Silniki elektryczne mają możliwość utrzymywania zarówno stałej mocy lub stałego momentu obrotowego(w zależności od silnika), mają też dużą sprawność. Jednak problemem jest dostarczanie do nich energii elektrycznej i raczej nie widać szansy na wielki przełom w zakresie zasięgu i kosztów produkcji, tak więc póki co nie widać perspektyw na szybkie wyparcie silników tłokowych przez elektryczne.

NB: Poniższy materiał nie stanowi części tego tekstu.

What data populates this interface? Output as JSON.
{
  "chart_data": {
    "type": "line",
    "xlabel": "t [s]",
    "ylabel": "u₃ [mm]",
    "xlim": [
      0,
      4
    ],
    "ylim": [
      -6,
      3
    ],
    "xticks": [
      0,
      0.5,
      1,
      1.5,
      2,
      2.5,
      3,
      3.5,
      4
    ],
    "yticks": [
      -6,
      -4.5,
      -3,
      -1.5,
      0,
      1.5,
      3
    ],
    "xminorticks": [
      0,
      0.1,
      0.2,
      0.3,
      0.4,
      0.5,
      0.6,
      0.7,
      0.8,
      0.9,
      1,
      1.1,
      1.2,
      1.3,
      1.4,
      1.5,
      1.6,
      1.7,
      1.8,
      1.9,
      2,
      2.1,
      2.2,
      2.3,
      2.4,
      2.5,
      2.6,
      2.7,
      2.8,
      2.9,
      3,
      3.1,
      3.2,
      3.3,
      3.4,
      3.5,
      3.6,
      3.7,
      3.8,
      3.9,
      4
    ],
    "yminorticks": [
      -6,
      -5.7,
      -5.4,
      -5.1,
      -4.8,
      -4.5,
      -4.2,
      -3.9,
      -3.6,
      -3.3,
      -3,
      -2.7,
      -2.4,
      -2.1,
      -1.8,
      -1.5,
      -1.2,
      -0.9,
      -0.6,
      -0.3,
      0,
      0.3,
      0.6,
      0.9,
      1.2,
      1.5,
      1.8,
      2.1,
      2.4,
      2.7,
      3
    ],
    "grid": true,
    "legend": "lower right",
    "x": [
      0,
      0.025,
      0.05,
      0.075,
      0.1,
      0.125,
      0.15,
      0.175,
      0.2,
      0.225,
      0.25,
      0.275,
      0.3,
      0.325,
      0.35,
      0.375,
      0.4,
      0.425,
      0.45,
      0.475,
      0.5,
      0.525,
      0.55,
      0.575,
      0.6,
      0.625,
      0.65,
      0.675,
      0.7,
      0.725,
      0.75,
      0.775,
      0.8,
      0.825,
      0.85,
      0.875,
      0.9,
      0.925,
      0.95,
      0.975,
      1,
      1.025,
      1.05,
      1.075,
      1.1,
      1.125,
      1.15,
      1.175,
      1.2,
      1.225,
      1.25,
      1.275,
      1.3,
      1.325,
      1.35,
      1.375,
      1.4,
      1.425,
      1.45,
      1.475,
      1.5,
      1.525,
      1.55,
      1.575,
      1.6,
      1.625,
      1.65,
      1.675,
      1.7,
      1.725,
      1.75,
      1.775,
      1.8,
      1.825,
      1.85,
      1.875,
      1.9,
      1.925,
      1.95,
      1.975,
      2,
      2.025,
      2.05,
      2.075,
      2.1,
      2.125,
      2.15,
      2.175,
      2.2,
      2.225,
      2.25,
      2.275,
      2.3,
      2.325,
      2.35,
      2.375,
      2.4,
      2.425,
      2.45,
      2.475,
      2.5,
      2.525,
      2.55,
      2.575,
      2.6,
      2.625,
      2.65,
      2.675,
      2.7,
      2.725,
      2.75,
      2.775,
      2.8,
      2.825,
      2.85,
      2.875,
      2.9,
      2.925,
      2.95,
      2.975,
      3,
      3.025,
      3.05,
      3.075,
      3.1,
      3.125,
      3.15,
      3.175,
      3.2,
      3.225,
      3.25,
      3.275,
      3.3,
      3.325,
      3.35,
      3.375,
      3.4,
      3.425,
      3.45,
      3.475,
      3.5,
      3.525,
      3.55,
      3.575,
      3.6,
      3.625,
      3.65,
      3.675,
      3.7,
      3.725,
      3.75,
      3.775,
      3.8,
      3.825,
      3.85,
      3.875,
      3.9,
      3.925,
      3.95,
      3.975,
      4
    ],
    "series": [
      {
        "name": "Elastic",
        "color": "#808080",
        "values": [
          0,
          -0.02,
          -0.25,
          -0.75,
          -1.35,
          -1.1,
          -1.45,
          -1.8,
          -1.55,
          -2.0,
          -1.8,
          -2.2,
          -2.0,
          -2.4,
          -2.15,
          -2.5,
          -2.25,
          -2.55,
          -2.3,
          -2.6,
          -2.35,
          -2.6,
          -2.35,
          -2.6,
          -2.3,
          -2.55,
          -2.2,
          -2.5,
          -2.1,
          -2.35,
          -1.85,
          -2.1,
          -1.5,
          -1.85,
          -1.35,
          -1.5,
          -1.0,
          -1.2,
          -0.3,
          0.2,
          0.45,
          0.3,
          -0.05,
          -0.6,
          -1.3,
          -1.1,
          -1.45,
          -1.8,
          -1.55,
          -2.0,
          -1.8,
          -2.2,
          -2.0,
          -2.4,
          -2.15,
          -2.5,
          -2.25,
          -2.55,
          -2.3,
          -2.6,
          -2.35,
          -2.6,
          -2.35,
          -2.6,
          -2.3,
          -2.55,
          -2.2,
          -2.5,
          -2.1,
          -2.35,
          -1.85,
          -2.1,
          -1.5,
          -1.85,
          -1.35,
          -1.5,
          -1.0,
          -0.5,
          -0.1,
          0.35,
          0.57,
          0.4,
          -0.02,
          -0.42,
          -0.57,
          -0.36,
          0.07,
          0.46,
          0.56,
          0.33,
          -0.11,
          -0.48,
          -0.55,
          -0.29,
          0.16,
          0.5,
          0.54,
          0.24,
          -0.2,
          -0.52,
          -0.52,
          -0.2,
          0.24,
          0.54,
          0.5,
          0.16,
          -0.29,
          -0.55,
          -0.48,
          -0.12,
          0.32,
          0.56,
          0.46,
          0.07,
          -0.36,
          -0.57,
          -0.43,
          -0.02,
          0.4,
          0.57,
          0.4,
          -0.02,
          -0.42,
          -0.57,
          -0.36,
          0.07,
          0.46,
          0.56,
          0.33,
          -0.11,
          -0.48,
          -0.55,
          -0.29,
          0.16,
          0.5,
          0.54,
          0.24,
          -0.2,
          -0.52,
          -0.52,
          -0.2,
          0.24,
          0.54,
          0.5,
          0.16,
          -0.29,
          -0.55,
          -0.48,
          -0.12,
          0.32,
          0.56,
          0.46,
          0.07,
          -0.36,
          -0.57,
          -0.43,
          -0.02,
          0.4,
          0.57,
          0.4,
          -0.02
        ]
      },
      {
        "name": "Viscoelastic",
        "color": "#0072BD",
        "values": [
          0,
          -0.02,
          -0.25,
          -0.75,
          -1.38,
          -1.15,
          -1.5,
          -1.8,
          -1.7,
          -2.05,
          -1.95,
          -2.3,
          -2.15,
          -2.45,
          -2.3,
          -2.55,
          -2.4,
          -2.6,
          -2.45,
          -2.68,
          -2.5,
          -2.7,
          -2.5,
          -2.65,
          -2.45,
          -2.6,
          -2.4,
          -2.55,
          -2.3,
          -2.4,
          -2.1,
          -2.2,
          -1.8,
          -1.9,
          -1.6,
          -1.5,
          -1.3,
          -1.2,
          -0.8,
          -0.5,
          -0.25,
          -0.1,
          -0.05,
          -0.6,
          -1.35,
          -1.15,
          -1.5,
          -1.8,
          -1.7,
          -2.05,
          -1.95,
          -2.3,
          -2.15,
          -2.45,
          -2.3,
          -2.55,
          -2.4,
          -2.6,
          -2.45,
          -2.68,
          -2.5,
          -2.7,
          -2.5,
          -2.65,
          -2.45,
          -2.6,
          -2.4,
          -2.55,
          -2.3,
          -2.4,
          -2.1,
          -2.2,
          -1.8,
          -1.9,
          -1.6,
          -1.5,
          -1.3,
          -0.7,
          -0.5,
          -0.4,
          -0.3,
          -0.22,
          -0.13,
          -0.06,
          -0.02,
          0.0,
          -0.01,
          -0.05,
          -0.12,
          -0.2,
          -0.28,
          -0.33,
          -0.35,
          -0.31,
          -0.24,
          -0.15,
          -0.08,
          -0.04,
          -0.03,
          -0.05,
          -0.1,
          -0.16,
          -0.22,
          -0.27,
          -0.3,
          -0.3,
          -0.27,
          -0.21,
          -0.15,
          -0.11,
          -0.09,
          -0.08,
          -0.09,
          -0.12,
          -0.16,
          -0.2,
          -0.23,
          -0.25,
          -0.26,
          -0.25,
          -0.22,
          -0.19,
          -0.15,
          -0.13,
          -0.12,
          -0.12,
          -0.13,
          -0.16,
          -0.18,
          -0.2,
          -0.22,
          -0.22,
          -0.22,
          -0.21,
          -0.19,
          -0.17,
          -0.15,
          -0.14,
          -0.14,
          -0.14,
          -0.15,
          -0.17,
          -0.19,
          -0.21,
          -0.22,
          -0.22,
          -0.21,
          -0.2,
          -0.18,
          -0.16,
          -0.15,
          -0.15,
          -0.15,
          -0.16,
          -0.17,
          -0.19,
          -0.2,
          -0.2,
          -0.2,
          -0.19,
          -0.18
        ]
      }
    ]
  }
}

Najlepszy do celów trakcyjnych byłby silnik rozwijający STAŁĄ MOC od zera, do swoich obrotów maksymalnych.
Silnik taki nie potrzebowałby wogóle skrzyni biegów.
Oczywiście silnik taki nie istnieje, a charakterystykę najbliższą idealnej posiadają silniki elektryczne.
Stosunek mocy do masy auta i ważne sa przełożenia skrzyni biegów.
Niutonometry przy jakich obrotach sa maksymalne.
Elastyczność mierzona przy wyprzedzaniu od 60-100 i 80-120 jak sie przyjęło.
We wszystkich kategoriach wygrywa diesel, przy spalaniu tez.
Jedynie od 0-100 km/h przegrywa.
Najlepszym dowodem na to jest mój przykład ze stajni Hyundai/Kia. Oba auta mają silnik diesla (w dodatku ten sam silnik) i ten sam stosunek mocy do masy. Jak wsiądziesz w wersje z przed liftu raczej nie będziesz narzekał.
Jak wsiądziesz do tego auto po lifcie będziesz mocno rozczarowany.
Podobny efekt można zaobserwować w wielu innych autach. Dużo zależy też od zakresu obrotów z jakiego korzystamy na co dzień i czego oczekujemy od auta.
Można się też bardzo zdziwić wsiadając w z pozoru słabe (w przeliczeniu mocy do masy) auta amerykańskie z silnikami V6 czy V8, w tym przypadku byłbyś raczej mile zaskoczony.
Jednak biorąc pod uwagę elastyczność całkowitą silnika tłokowego obliczaną ze wzoru, zwykle współczynnik będzie lepszy dla silników wysokoprężnych niż iskrowych.
To temat na oddzielny wpis, ale jeśli będziecie tym zainteresowani tez mogę o tym napisać.
Natomiast elastyczność, którą podają dziennikarze czyli przyspieszenie od 60-100 i 80-120 jest w rzeczywistości przyspieszaniem w warunkach drogowych. W teorii ma być ono wykładnikiem elastyczności pojazdu i swego czasu można uznać, że było.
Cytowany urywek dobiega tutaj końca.